Gambia opposition group formed in Senegal

Image source, AFP
Image caption,
Yahya Jammeh staged a coup in 1994 and has since won four widely criticised multi-party elections

A Gambian opposition political grouping intends to create a government in exile in neighbouring Senegal within days, its leader has told the BBC.

Sheikh Sidia Bayo said he was spurred to create the new group by the recent execution of some death-row prisoners.

The aim of the National Transitional Council of The Gambia (CNTG) was to see the end of President Yahya Jammeh's "dictatorship", he said.

Human rights groups say most of those on death row are political prisoners.

The executions were the first in The Gambia, a popular tourist destination, in 27 years.

Two Senegalese nationals were among the nine prisoners killed at the end of August after President Jammeh vowed to execute all 47 death-row inmates by mid-September, prompting the anger of Senegal's President Macky Sall.

Relations between the two countries are often frosty, with Senegal accusing its neighbour of backing separatist rebels in its southern Casamance province, which borders The Gambia.

'Political alternative'

Mr Bayo said that the CNTG's government of transition would be made up of 35 members and would be based in the Senegalese capital, Dakar.

Following the executions, the international community condemned Mr Jammeh and the time was now right for change, the Gambian activist said.

"This time the dictatorship of Jammeh must cease because there is real political alternative for The Gambia which is the CNTG," he told BBC Afrique.

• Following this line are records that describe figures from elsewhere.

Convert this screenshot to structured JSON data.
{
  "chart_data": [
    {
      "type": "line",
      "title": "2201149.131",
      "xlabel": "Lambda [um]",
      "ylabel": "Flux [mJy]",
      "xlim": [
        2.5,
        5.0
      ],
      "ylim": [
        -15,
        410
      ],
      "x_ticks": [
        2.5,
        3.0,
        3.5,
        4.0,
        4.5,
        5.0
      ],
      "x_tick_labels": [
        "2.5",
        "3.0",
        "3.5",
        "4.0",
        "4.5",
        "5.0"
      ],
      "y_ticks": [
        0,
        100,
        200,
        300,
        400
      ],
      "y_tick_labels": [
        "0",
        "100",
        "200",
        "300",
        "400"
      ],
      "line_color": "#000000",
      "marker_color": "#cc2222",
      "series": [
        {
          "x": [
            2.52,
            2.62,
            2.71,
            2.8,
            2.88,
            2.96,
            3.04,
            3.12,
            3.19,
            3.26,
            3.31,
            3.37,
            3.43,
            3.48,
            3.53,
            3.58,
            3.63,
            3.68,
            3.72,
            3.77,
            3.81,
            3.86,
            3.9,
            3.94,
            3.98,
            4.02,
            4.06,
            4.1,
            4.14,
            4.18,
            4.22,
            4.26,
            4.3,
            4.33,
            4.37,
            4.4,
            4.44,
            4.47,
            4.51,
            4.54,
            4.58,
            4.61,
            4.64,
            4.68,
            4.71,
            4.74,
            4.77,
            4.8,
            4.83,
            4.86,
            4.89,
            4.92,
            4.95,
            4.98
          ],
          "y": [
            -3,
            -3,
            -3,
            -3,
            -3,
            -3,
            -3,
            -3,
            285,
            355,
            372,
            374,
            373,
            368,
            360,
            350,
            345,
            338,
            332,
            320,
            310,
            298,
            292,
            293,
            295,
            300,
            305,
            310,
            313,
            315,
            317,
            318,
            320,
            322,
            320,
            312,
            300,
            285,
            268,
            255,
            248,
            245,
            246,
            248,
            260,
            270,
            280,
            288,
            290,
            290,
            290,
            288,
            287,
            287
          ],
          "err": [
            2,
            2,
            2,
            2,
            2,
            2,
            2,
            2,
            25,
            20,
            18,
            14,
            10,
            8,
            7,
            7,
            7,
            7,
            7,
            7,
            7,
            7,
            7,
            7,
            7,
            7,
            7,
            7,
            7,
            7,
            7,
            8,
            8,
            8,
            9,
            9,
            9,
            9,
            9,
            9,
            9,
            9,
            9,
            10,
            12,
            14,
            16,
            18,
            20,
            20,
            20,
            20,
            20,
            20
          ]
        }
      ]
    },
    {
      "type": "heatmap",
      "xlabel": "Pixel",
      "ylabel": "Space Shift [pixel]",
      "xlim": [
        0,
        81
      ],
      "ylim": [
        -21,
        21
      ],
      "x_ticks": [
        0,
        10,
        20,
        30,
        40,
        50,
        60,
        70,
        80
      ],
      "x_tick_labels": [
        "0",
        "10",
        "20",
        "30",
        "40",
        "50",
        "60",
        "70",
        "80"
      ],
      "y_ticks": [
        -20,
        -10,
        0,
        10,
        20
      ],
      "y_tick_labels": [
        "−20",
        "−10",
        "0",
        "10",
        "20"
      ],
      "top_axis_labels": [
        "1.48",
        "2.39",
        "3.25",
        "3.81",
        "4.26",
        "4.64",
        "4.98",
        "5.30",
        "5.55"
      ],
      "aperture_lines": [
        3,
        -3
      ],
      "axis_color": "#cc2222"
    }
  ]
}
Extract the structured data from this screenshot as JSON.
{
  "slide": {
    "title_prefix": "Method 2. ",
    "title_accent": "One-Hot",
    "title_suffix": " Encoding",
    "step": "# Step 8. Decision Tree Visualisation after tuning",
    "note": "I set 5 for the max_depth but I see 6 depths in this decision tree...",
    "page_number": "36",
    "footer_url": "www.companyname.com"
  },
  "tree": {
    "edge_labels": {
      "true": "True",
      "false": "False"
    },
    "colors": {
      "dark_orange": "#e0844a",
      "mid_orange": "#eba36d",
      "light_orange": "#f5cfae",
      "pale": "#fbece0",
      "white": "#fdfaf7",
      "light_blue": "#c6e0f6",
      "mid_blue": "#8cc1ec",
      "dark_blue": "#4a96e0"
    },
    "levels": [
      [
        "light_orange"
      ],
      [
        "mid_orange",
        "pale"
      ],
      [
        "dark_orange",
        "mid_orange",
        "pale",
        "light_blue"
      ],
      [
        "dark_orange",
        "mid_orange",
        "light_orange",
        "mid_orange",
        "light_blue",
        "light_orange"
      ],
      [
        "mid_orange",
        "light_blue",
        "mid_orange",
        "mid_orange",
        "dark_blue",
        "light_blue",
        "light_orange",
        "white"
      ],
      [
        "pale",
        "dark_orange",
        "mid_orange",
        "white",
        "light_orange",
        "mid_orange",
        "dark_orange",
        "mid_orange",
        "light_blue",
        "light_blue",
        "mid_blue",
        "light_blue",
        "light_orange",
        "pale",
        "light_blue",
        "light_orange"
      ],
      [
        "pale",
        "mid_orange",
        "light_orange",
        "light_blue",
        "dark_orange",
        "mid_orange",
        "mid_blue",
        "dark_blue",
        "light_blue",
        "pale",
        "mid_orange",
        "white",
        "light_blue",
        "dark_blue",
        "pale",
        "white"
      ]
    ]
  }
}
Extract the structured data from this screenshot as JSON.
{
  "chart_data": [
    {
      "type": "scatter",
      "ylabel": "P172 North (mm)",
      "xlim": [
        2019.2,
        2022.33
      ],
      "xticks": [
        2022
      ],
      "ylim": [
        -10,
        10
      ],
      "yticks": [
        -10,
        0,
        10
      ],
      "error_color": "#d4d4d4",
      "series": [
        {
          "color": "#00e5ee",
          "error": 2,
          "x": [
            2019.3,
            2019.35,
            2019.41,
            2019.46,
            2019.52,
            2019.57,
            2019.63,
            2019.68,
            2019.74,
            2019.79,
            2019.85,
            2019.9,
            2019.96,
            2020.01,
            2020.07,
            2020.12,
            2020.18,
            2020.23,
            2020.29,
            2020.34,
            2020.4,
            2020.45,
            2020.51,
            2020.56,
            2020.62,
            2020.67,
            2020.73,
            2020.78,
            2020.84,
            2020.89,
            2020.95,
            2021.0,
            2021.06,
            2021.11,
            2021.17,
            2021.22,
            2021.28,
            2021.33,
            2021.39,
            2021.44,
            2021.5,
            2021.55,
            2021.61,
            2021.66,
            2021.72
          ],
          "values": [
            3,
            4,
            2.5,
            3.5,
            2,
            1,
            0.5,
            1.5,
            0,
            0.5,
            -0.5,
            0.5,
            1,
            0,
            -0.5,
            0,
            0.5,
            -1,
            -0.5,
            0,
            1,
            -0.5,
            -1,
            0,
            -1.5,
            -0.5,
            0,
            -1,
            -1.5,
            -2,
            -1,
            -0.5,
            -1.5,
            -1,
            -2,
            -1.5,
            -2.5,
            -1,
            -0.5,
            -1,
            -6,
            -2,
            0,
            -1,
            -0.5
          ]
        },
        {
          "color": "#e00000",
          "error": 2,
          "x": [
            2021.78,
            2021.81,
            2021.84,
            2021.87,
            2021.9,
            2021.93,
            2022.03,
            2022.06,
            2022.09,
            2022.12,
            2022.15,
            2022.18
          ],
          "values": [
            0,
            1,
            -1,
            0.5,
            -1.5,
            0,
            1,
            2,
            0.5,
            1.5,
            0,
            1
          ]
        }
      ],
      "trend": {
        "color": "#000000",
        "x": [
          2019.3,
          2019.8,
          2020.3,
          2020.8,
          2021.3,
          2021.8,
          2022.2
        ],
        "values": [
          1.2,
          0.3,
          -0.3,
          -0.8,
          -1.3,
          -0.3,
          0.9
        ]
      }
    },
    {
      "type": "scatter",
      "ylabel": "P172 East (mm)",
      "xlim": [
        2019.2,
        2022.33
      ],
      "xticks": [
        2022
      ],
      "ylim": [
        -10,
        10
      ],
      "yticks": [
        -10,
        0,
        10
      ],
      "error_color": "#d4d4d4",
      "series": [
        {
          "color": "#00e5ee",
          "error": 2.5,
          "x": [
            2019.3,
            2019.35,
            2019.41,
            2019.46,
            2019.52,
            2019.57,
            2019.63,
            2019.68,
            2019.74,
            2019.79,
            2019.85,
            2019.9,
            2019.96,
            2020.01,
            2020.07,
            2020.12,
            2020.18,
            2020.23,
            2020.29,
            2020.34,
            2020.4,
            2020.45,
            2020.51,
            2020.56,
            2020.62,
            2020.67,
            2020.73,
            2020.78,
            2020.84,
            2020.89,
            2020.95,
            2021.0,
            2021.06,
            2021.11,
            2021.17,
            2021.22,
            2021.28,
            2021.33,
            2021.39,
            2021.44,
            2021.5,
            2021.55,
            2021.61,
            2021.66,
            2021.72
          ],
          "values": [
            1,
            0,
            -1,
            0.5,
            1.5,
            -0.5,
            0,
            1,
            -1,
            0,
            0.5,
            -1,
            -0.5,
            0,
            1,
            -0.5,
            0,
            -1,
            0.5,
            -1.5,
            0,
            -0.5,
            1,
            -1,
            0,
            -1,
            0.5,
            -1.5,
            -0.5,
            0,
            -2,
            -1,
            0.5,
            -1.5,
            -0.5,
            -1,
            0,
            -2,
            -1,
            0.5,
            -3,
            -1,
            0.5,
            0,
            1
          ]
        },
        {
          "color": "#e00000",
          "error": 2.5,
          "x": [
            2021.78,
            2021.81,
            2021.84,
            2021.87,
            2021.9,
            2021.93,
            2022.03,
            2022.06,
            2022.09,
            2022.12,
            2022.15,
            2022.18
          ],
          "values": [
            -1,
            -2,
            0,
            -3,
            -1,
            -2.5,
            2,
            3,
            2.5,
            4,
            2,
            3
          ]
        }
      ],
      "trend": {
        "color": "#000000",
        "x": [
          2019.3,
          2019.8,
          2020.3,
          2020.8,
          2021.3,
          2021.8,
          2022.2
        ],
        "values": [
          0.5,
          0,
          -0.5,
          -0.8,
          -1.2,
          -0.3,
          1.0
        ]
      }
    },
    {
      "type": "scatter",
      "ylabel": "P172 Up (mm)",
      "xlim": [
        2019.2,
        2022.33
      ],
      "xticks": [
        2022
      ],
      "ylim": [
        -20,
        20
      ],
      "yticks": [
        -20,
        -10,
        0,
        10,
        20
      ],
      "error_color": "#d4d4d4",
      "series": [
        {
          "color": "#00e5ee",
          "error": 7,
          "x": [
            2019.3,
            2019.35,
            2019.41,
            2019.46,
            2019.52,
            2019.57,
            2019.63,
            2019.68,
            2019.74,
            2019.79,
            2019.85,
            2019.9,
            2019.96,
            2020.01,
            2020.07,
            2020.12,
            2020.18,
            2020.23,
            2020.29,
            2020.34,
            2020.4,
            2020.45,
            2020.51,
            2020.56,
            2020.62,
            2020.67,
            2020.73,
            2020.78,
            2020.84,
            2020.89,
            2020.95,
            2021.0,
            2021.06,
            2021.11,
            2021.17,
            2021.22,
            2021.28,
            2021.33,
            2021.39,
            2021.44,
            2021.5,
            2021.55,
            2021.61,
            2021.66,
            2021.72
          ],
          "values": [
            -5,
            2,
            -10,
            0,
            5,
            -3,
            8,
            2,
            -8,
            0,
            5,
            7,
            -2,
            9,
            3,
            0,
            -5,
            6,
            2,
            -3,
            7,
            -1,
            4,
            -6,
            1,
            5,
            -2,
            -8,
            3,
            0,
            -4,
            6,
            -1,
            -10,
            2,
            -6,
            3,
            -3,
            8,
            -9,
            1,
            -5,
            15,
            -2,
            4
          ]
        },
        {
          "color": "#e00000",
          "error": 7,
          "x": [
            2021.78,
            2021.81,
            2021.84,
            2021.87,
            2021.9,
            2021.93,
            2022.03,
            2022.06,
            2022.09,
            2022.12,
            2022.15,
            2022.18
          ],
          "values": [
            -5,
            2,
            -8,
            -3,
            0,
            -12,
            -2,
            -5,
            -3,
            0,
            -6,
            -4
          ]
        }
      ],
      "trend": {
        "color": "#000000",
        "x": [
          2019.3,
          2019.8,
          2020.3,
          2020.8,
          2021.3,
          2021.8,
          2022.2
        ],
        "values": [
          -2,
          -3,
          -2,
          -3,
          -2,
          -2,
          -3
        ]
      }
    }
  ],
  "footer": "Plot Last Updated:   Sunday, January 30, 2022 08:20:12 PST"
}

The group wanted to eradicate tribalism in The Gambia, prevent arbitrary arrests, intimidation, assassinations and above all see the exit of Mr Jammeh from politics, he said.

Correspondents say it is unclear how Mr Bayo intends to set up this government as he appears to be little known by prominent opposition members.

Mr Jammeh was a young army lieutenant when he staged a coup in 1994 and has since won four widely criticised multi-party elections.

His human rights record has often been criticised by international organisations, with particular concerns over press freedom.

The death penalty was abolished when former President Dawda Jawara led the country but reinstated shortly after Mr Jammeh seized power.